Schnell vergrub ich meine mittlerweile kalten Hände in meinen Manteltaschen. Bloß nach Hause! Der Gedanke an eine heiße Wanne und Makkaroni-Auflauf gaben eine himmlische Aussicht auf den Abend ab. Ich beschleunigte meinen Schritt ein wenig und setzte meinen Weg an der Straße im Lichtkegel der Laternen fort.
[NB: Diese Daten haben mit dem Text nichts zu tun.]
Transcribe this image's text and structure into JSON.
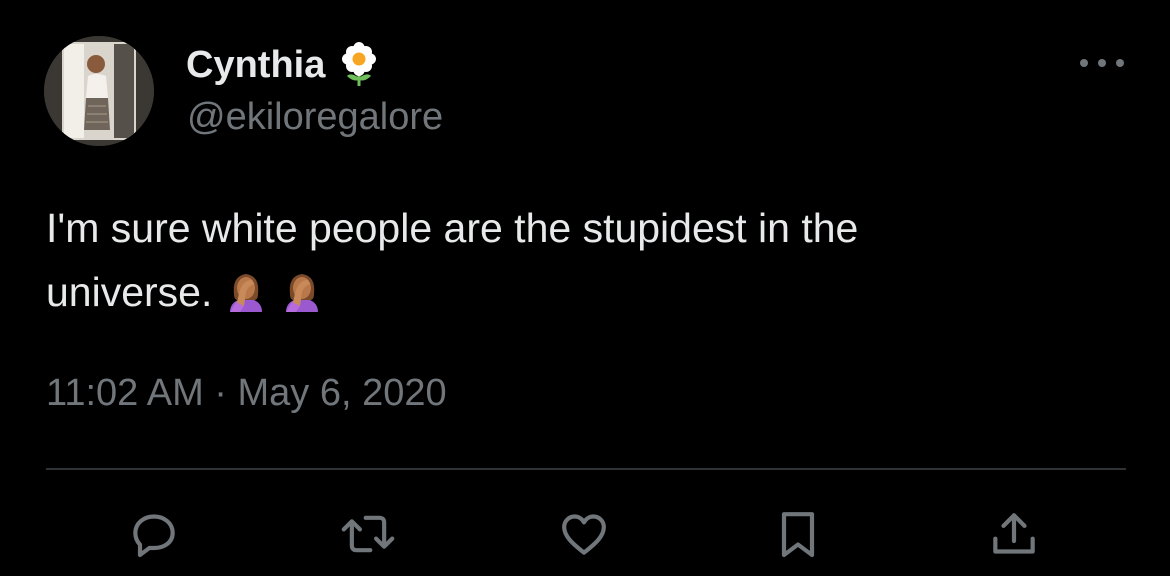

Knapp fünf Minuten später bog ich schon den Weg zu meinem Häuserblock ein und steuerte auf die Hausnummer 7 am Ende zu. In meiner Tasche fischte ich bereits nach dem Hausschlüssel, der mich ins Warme bringen würde. Vor der Haustür angekommen, brauchte ich jedoch noch einen kleinen Moment, um in dem spärlichen Licht das Schlüsselloch zu finden. Als ich plötzlich ein Geräusch hinter mir hörte, glitt mir der Schlüssel aus der Hand und ich fuhr ruckartig herum. Hinter einem Baum trat ein junger Mann hervor, dessen dunkelblondes Haar in dem Licht eher braun wirkte und dessen schlanke trainierte Gestalt noch aus den Zeiten eines Footballspielers zeugte. Er trat einen Schritt näher, die Arme beschwichtigend erhoben. „Hi Nayla. Sorry, wenn ich dich erschreckt haben sollte, aber ich musste dich unbedingt sehen." Ich atmete aus und schloss für einen Moment die Augen, bevor ich dann den Schlüssel vom Boden aufhob. „Caleb", erwiderte ich mit monotoner Stimme, als ich wieder hochkam. „Was willst Du?"